Respectfully submitted.
SETH P. WAXMAN
Solicitor General
DAVID W. OGDEN
Assistant Attorney General
DAVID M. COHEN
JEANNE E. DAVIDSON
TODD M. HUGHES
JEFFREY A. BELKIN
Attorneys
DECEMBER 2000
1 The Court of International Trade entered a similar judgment in United States Shoe on June 26, 1998. Pet. App. 35a. The government filed its notice of appeal in this case and in United States Shoe on August 7, 1998. The appeal in United States Shoe is stayed pending final resolution of the appeal in this case.
2 Petitioner does not now contend that the court of appeals and the Court of International Trade erred in rejecting alternative statutory grounds for awarding interest on Harbor Maintenance Tax payments.
3 That question turned on whether the Harbor Maintenance Tax possessed "the attributes of a generally applicable tax or duty" or was "instead, a charge designed as compensation for Government-supplied services, facilities, or benefits." 523 U.S. at 363.
4 Petitioner errs in asserting that the United States utilizes funds placed in the Harbor Maintenance Trust Fund to "fund activities without seeking congressional appropriations" (Pet. 13). The money placed in the Fund, and the interest earned on those monies, may be withdrawn only by appropriation for specified purposes. 26 U.S.C. 9505(b), (c).

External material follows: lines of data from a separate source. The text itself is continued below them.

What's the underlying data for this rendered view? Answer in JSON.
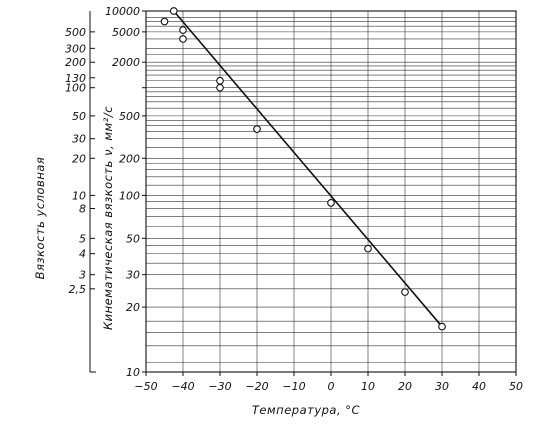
{
  "chart_data": {
    "type": "scatter",
    "xlabel": "Температура, °C",
    "ylabel": "Кинематическая вязкость ν, мм²/с",
    "ylabel_secondary": "Вязкость условная",
    "xlim": [
      -50,
      50
    ],
    "ylim": [
      10,
      10000
    ],
    "y_scale": "reciprocal-log",
    "grid": true,
    "x_ticks": [
      -50,
      -40,
      -30,
      -20,
      -10,
      0,
      10,
      20,
      30,
      40,
      50
    ],
    "x_tick_labels": [
      "−50",
      "−40",
      "−30",
      "−20",
      "−10",
      "0",
      "10",
      "20",
      "30",
      "40",
      "50"
    ],
    "y_ticks": [
      {
        "value": 10000,
        "label": "10000"
      },
      {
        "value": 5000,
        "label": "5000"
      },
      {
        "value": 2000,
        "label": "2000"
      },
      {
        "value": 1000,
        "label": ""
      },
      {
        "value": 500,
        "label": "500"
      },
      {
        "value": 200,
        "label": "200"
      },
      {
        "value": 100,
        "label": "100"
      },
      {
        "value": 50,
        "label": "50"
      },
      {
        "value": 30,
        "label": "30"
      },
      {
        "value": 20,
        "label": "20"
      },
      {
        "value": 10,
        "label": "10"
      }
    ],
    "y_grid": [
      10000,
      8000,
      7000,
      6000,
      5000,
      4000,
      3000,
      2500,
      2000,
      1800,
      1600,
      1400,
      1200,
      1000,
      900,
      800,
      700,
      600,
      500,
      450,
      400,
      350,
      300,
      250,
      200,
      180,
      160,
      140,
      120,
      100,
      90,
      80,
      70,
      60,
      50,
      45,
      40,
      35,
      30,
      25,
      20,
      17,
      15,
      13,
      11,
      10
    ],
    "secondary_ticks": [
      {
        "label": "500",
        "value": 5000
      },
      {
        "label": "300",
        "value": 3000
      },
      {
        "label": "200",
        "value": 2000
      },
      {
        "label": "130",
        "value": 1300
      },
      {
        "label": "100",
        "value": 1000
      },
      {
        "label": "50",
        "value": 500
      },
      {
        "label": "30",
        "value": 300
      },
      {
        "label": "20",
        "value": 200
      },
      {
        "label": "10",
        "value": 100
      },
      {
        "label": "8",
        "value": 80
      },
      {
        "label": "5",
        "value": 50
      },
      {
        "label": "4",
        "value": 40
      },
      {
        "label": "3",
        "value": 30
      },
      {
        "label": "2,5",
        "value": 25
      }
    ],
    "series": [
      {
        "type": "scatter",
        "x": [
          -42.5,
          -45,
          -40,
          -40,
          -30,
          -30,
          -20,
          0,
          10,
          20,
          30
        ],
        "y": [
          10000,
          7000,
          5300,
          4000,
          1200,
          1000,
          370,
          88,
          43,
          24,
          16
        ]
      },
      {
        "type": "line",
        "x": [
          -42.5,
          30
        ],
        "y": [
          10000,
          16
        ]
      }
    ]
  }
}
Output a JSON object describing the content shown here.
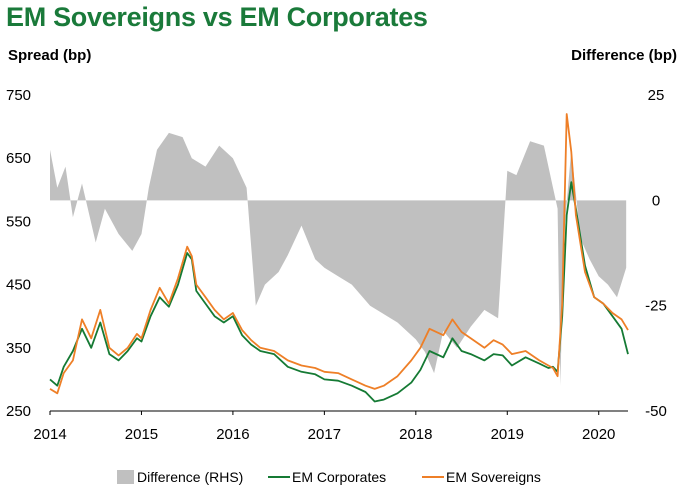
{
  "title": "EM Sovereigns vs EM Corporates",
  "left_axis_title": "Spread (bp)",
  "right_axis_title": "Difference (bp)",
  "colors": {
    "title": "#1a7a3a",
    "difference": "#c0c0c0",
    "corporates": "#157a34",
    "sovereigns": "#ee7f27"
  },
  "chart_data": {
    "type": "line",
    "x_ticks": [
      "2014",
      "2015",
      "2016",
      "2017",
      "2018",
      "2019",
      "2020"
    ],
    "xlim": [
      2014.0,
      2020.32
    ],
    "y_left": {
      "label": "Spread (bp)",
      "ylim": [
        250,
        750
      ],
      "ticks": [
        250,
        350,
        450,
        550,
        650,
        750
      ]
    },
    "y_right": {
      "label": "Difference (bp)",
      "ylim": [
        -50,
        25
      ],
      "ticks": [
        -50,
        -25,
        0,
        25
      ]
    },
    "grid": false,
    "legend_position": "bottom",
    "legend": [
      "Difference (RHS)",
      "EM Corporates",
      "EM Sovereigns"
    ],
    "series": [
      {
        "name": "Difference (RHS)",
        "type": "area",
        "axis": "right",
        "x": [
          2014.0,
          2014.08,
          2014.17,
          2014.25,
          2014.35,
          2014.5,
          2014.6,
          2014.75,
          2014.9,
          2015.0,
          2015.08,
          2015.17,
          2015.3,
          2015.45,
          2015.55,
          2015.7,
          2015.85,
          2016.0,
          2016.15,
          2016.25,
          2016.35,
          2016.5,
          2016.6,
          2016.75,
          2016.9,
          2017.0,
          2017.15,
          2017.3,
          2017.5,
          2017.65,
          2017.8,
          2018.0,
          2018.1,
          2018.2,
          2018.3,
          2018.45,
          2018.6,
          2018.75,
          2018.9,
          2019.0,
          2019.1,
          2019.25,
          2019.4,
          2019.5,
          2019.55,
          2019.58,
          2019.62,
          2019.7,
          2019.8,
          2019.9,
          2020.0,
          2020.1,
          2020.2,
          2020.3
        ],
        "values": [
          12,
          3,
          8,
          -4,
          4,
          -10,
          -2,
          -8,
          -12,
          -8,
          3,
          12,
          16,
          15,
          10,
          8,
          13,
          10,
          3,
          -25,
          -20,
          -17,
          -13,
          -6,
          -14,
          -16,
          -18,
          -20,
          -25,
          -27,
          -29,
          -33,
          -36,
          -41,
          -31,
          -35,
          -30,
          -26,
          -28,
          7,
          6,
          14,
          13,
          3,
          -2,
          -44,
          -8,
          12,
          -9,
          -14,
          -18,
          -20,
          -23,
          -16
        ]
      },
      {
        "name": "EM Corporates",
        "type": "line",
        "axis": "left",
        "x": [
          2014.0,
          2014.08,
          2014.15,
          2014.25,
          2014.35,
          2014.45,
          2014.55,
          2014.65,
          2014.75,
          2014.85,
          2014.95,
          2015.0,
          2015.1,
          2015.2,
          2015.3,
          2015.4,
          2015.5,
          2015.55,
          2015.6,
          2015.7,
          2015.8,
          2015.9,
          2016.0,
          2016.1,
          2016.2,
          2016.3,
          2016.45,
          2016.6,
          2016.75,
          2016.9,
          2017.0,
          2017.15,
          2017.3,
          2017.45,
          2017.55,
          2017.65,
          2017.8,
          2017.95,
          2018.05,
          2018.15,
          2018.3,
          2018.4,
          2018.5,
          2018.6,
          2018.75,
          2018.85,
          2018.95,
          2019.05,
          2019.2,
          2019.35,
          2019.45,
          2019.5,
          2019.55,
          2019.6,
          2019.65,
          2019.7,
          2019.75,
          2019.85,
          2019.95,
          2020.05,
          2020.15,
          2020.25,
          2020.32
        ],
        "values": [
          300,
          290,
          320,
          345,
          380,
          350,
          390,
          340,
          330,
          345,
          365,
          360,
          400,
          430,
          415,
          450,
          500,
          490,
          440,
          420,
          400,
          390,
          400,
          370,
          355,
          345,
          340,
          320,
          312,
          308,
          300,
          298,
          290,
          280,
          265,
          268,
          278,
          295,
          315,
          345,
          335,
          365,
          345,
          340,
          330,
          340,
          338,
          322,
          335,
          325,
          318,
          320,
          312,
          400,
          560,
          612,
          570,
          480,
          430,
          420,
          400,
          380,
          340
        ]
      },
      {
        "name": "EM Sovereigns",
        "type": "line",
        "axis": "left",
        "x": [
          2014.0,
          2014.08,
          2014.15,
          2014.25,
          2014.35,
          2014.45,
          2014.55,
          2014.65,
          2014.75,
          2014.85,
          2014.95,
          2015.0,
          2015.1,
          2015.2,
          2015.3,
          2015.4,
          2015.5,
          2015.55,
          2015.6,
          2015.7,
          2015.8,
          2015.9,
          2016.0,
          2016.1,
          2016.2,
          2016.3,
          2016.45,
          2016.6,
          2016.75,
          2016.9,
          2017.0,
          2017.15,
          2017.3,
          2017.45,
          2017.55,
          2017.65,
          2017.8,
          2017.95,
          2018.05,
          2018.15,
          2018.3,
          2018.4,
          2018.5,
          2018.6,
          2018.75,
          2018.85,
          2018.95,
          2019.05,
          2019.2,
          2019.35,
          2019.45,
          2019.5,
          2019.55,
          2019.6,
          2019.65,
          2019.7,
          2019.75,
          2019.85,
          2019.95,
          2020.05,
          2020.15,
          2020.25,
          2020.32
        ],
        "values": [
          285,
          278,
          310,
          330,
          395,
          365,
          410,
          350,
          338,
          350,
          372,
          365,
          410,
          445,
          420,
          460,
          510,
          495,
          450,
          430,
          410,
          395,
          405,
          378,
          362,
          350,
          345,
          330,
          322,
          318,
          312,
          310,
          300,
          290,
          285,
          290,
          305,
          330,
          350,
          380,
          370,
          395,
          375,
          365,
          350,
          362,
          355,
          340,
          345,
          330,
          322,
          318,
          305,
          420,
          720,
          660,
          560,
          470,
          430,
          420,
          405,
          395,
          378
        ]
      }
    ]
  }
}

5 Subsequent to the decision of this Court in United States Shoe, the Court of International Trade amended the judgment in that case to provide for interest pursuant to 28 U.S.C. 2411. That order is itself currently stayed and is pending on appeal to the Federal Circuit pending final resolution of this case. See note 1, supra. Because that judgment remains pending on appeal, it obviously does not preclude litigation of that same issue by the United States in the court of appeals.